Speelt luchtvervuiling een rol bij besmettingen (door aerosolen)?
Hoewel al veel onderzoek naar dit mogelijke verband is gedaan, hebben wetenschappers het tot nu toe niet kunnen aantonen. Ook al bevinden zich in vervuilde lucht veel meer aerosolen (samenhangend met de vervuiling en niet direct uit de adem van mensen) dan in schone lucht, toch is niet te bewijzen dat die ‘andere’ aerosolen het virus helpen bij zijn verspreiding. Ook in binnenruimte lijkt er voor het virus, als het om besmettingen gaat, geen verschil tussen schone en vervuilde lucht te zijn. Het zijn de aerosolen uit de adem van besmette mensen die bepalend zijn. Andere aerosolen lijken geen rol te spelen. Toch wordt deze mogelijke relatie nog steeds verder onderzocht.
Heeft vervuilde lucht invloed op de mortaliteit van het virus?
Ook dit verband werd vorig jaar al snel vermoed. Hier geven diverse onderzoeken, gedaan in onder meer Italië en in China, wel enige indicatie. Volgens onderzoekers in Italië kan luchtverontreiniging de mortaliteit van het virus met tot 7 procent vergroten. In China werd zelfs een toename van ongeveer 11 procent gezien. Uit andere delen van de wereld liggen nog geen resultaten voor.
Welke maanden zijn de omstandigheden het geschiktst voor de verspreiding van het virus?

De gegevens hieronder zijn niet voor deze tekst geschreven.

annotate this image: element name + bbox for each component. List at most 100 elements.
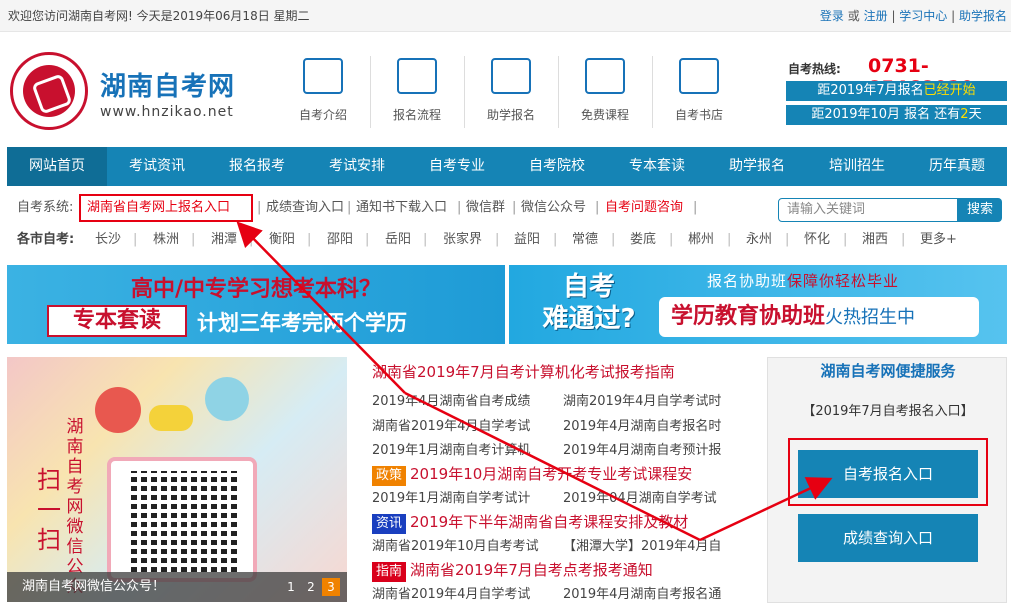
banner2-main: 学历教育协助班火热招生中 <box>659 297 979 337</box>
city-link[interactable]: 岳阳 <box>385 226 411 254</box>
nav-home[interactable]: 网站首页 <box>7 147 107 186</box>
wechat-group-link[interactable]: 微信群 <box>466 193 505 223</box>
help-signup-link[interactable]: 助学报名 <box>959 9 1007 23</box>
news-headline-text: 湖南省2019年7月自考点考报考通知 <box>410 561 653 579</box>
banner2-left-line1: 自考 <box>562 272 615 302</box>
notice-october-days: 2 <box>960 107 969 122</box>
brand-name[interactable]: 湖南自考网 <box>100 66 235 103</box>
slider-page-2[interactable]: 2 <box>302 578 320 596</box>
register-link[interactable]: 注册 <box>864 9 888 23</box>
news-headline[interactable]: 政策 2019年10月湖南自考开考专业考试课程安 <box>372 463 692 486</box>
city-link[interactable]: 娄底 <box>630 226 656 254</box>
intro-nav[interactable]: 自考介绍 <box>278 58 368 123</box>
city-link[interactable]: 怀化 <box>804 226 830 254</box>
wechat-slider[interactable]: 湖南自考网微信公众 扫一扫 湖南自考网微信公众号！ 1 2 3 <box>7 357 347 602</box>
more-cities-link[interactable]: 更多+ <box>920 226 957 254</box>
service-title: 湖南自考网便捷服务 <box>820 362 956 380</box>
banner1-headline: 高中/中专学习想考本科？ <box>130 277 382 302</box>
study-center-link[interactable]: 学习中心 <box>899 9 947 23</box>
divider: | <box>727 232 732 247</box>
info-tag: 资讯 <box>372 514 407 534</box>
notice-july-text: 距2019年7月报名 <box>817 83 924 98</box>
slider-page-1[interactable]: 1 <box>282 578 300 596</box>
easel-icon <box>303 58 343 94</box>
wechat-account-link[interactable]: 微信公众号 <box>521 193 586 223</box>
news-item[interactable]: 2019年4月湖南自考报名时 <box>563 415 721 434</box>
assist-class-banner[interactable]: 自考 难通过? 报名协助班保障你轻松毕业 学历教育协助班火热招生中 <box>509 265 1007 344</box>
main-nav: 网站首页 考试资讯 报名报考 考试安排 自考专业 自考院校 专本套读 助学报名 … <box>7 147 1007 186</box>
nav-help-signup[interactable]: 助学报名 <box>707 147 807 186</box>
divider: | <box>257 200 262 215</box>
news-item[interactable]: 2019年4月湖南省自考成绩 <box>372 390 530 409</box>
score-query-link[interactable]: 成绩查询入口 <box>266 193 344 223</box>
news-row: 湖南省2019年4月自学考试 2019年4月湖南自考报名通 <box>372 583 752 603</box>
news-item[interactable]: 湖南省2019年4月自学考试 <box>372 415 530 434</box>
divider: | <box>553 232 558 247</box>
divider: | <box>249 232 254 247</box>
notice-july-highlight: 已经开始 <box>923 83 976 98</box>
news-item[interactable]: 2019年04月湖南自学考试 <box>563 487 717 506</box>
news-headline[interactable]: 指南 湖南省2019年7月自考点考报考通知 <box>372 559 653 582</box>
city-link[interactable]: 湘潭 <box>211 226 237 254</box>
news-headline[interactable]: 资讯 2019年下半年湖南省自考课程安排及教材 <box>372 511 688 534</box>
news-item[interactable]: 2019年1月湖南自考计算机 <box>372 439 530 458</box>
policy-tag: 政策 <box>372 466 407 486</box>
city-link[interactable]: 长沙 <box>95 226 121 254</box>
news-item[interactable]: 2019年1月湖南自学考试计 <box>372 487 530 506</box>
news-item[interactable]: 【湘潭大学】2019年4月自 <box>563 535 721 554</box>
qr-code-icon <box>131 471 239 576</box>
city-link[interactable]: 湘西 <box>862 226 888 254</box>
divider <box>558 56 559 128</box>
score-query-button[interactable]: 成绩查询入口 <box>798 514 978 562</box>
exam-signup-button[interactable]: 自考报名入口 <box>798 450 978 498</box>
news-item[interactable]: 湖南省2019年4月自学考试 <box>372 583 530 602</box>
process-nav[interactable]: 报名流程 <box>372 58 462 123</box>
divider: | <box>133 232 138 247</box>
news-item[interactable]: 湖南省2019年10月自考考试 <box>372 535 539 554</box>
city-link[interactable]: 株洲 <box>153 226 179 254</box>
city-link[interactable]: 邵阳 <box>327 226 353 254</box>
news-headline-text: 2019年下半年湖南省自考课程安排及教材 <box>410 513 689 531</box>
city-link[interactable]: 常德 <box>572 226 598 254</box>
slider-page-3[interactable]: 3 <box>322 578 340 596</box>
city-link[interactable]: 衡阳 <box>269 226 295 254</box>
notice-july[interactable]: 距2019年7月报名已经开始 <box>786 81 1007 101</box>
notice-download-link[interactable]: 通知书下载入口 <box>356 193 447 223</box>
qr-frame <box>107 457 257 582</box>
login-link[interactable]: 登录 <box>820 9 844 23</box>
site-logo[interactable] <box>10 52 88 130</box>
brand-domain: www.hnzikao.net <box>100 104 234 120</box>
service-panel: 湖南自考网便捷服务 【2019年7月自考报名入口】 自考报名入口 成绩查询入口 <box>767 357 1007 603</box>
news-headline[interactable]: 湖南省2019年7月自考计算机化考试报考指南 <box>372 361 675 382</box>
nav-signup[interactable]: 报名报考 <box>207 147 307 186</box>
process-label: 报名流程 <box>392 108 441 122</box>
service-subtitle[interactable]: 【2019年7月自考报名入口】 <box>768 400 1008 419</box>
news-item[interactable]: 2019年4月湖南自考预计报 <box>563 439 721 458</box>
nav-schedule[interactable]: 考试安排 <box>307 147 407 186</box>
news-item[interactable]: 2019年4月湖南自考报名通 <box>563 583 721 602</box>
city-link[interactable]: 张家界 <box>443 226 482 254</box>
help-signup-nav[interactable]: 助学报名 <box>466 58 556 123</box>
nav-combined[interactable]: 专本套读 <box>607 147 707 186</box>
nav-past-exams[interactable]: 历年真题 <box>907 147 1007 186</box>
city-link[interactable]: 益阳 <box>514 226 540 254</box>
nav-schools[interactable]: 自考院校 <box>507 147 607 186</box>
consult-link[interactable]: 自考问题咨询 <box>605 193 683 223</box>
news-item[interactable]: 湖南2019年4月自学考试时 <box>563 390 721 409</box>
bookstore-nav[interactable]: 自考书店 <box>654 58 744 123</box>
nav-training[interactable]: 培训招生 <box>807 147 907 186</box>
news-row: 湖南省2019年4月自学考试 2019年4月湖南自考报名时 <box>372 415 752 435</box>
combined-study-banner[interactable]: 高中/中专学习想考本科？ 专本套读 计划三年考完两个学历 <box>7 265 505 344</box>
search-input[interactable]: 请输入关键词 <box>778 198 958 222</box>
city-link[interactable]: 郴州 <box>688 226 714 254</box>
city-link[interactable]: 永州 <box>746 226 772 254</box>
nav-majors[interactable]: 自考专业 <box>407 147 507 186</box>
notice-october[interactable]: 距2019年10月 报名 还有2天 <box>786 105 1007 125</box>
notice-october-text: 距2019年10月 报名 还有 <box>811 107 961 122</box>
divider: | <box>843 232 848 247</box>
search-button[interactable]: 搜索 <box>958 198 1002 222</box>
nav-news[interactable]: 考试资讯 <box>107 147 207 186</box>
free-course-nav[interactable]: 免费课程 <box>560 58 650 123</box>
divider: | <box>191 232 196 247</box>
cartoon-figure <box>205 377 249 421</box>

Als temperatuur en luchtvochtigheid de meeste invloed hebben op de verspreiding van het virus, zijn in Nederland de maanden maart en april, en in het najaar november en december het meest geschikt voor de verspreiding van het virus, zo laten kaartje in het onderzoek zien. In de maanden juni, juli, augustus en september werken omgevingsfactoren de verspreiding van het virus het meeste tegen, is het idee. Ook kunnen veranderingen van het gedrag van mensen tijdens de zomermaanden (het leven speelt zich dan meer buiten af en minder binnen) hierbij een rol spelen.
Is het raadsel van de verspreiding van het virus hiermee nu opgelost?
De opstellers van het overzicht zeggen van niet. Er zijn nog teveel vragen en losse eindjes. Om die reden is er meer onderzoek nodig. Verder is het gedrag van het virus zelf natuurlijk ook bepalend. Zolang het zich blijft verspreiden, treden mutaties op. En die kunnen datgene, wat nu in het overzicht is opgeschreven, weer deels of zelfs voor een belangrijk deel veranderen.
Wat kunnen we doen?
Behalve vaccineren, kun je zolang de epidemie aanhoudt en er veel mensen in de samenleving zijn die het coronavirus met zich meedragen, voorzichtig omgaan met direct contact. Verder lijkt een goede ventilatie van binnenruimten van groot belang om aerosolen de pas af te snijden.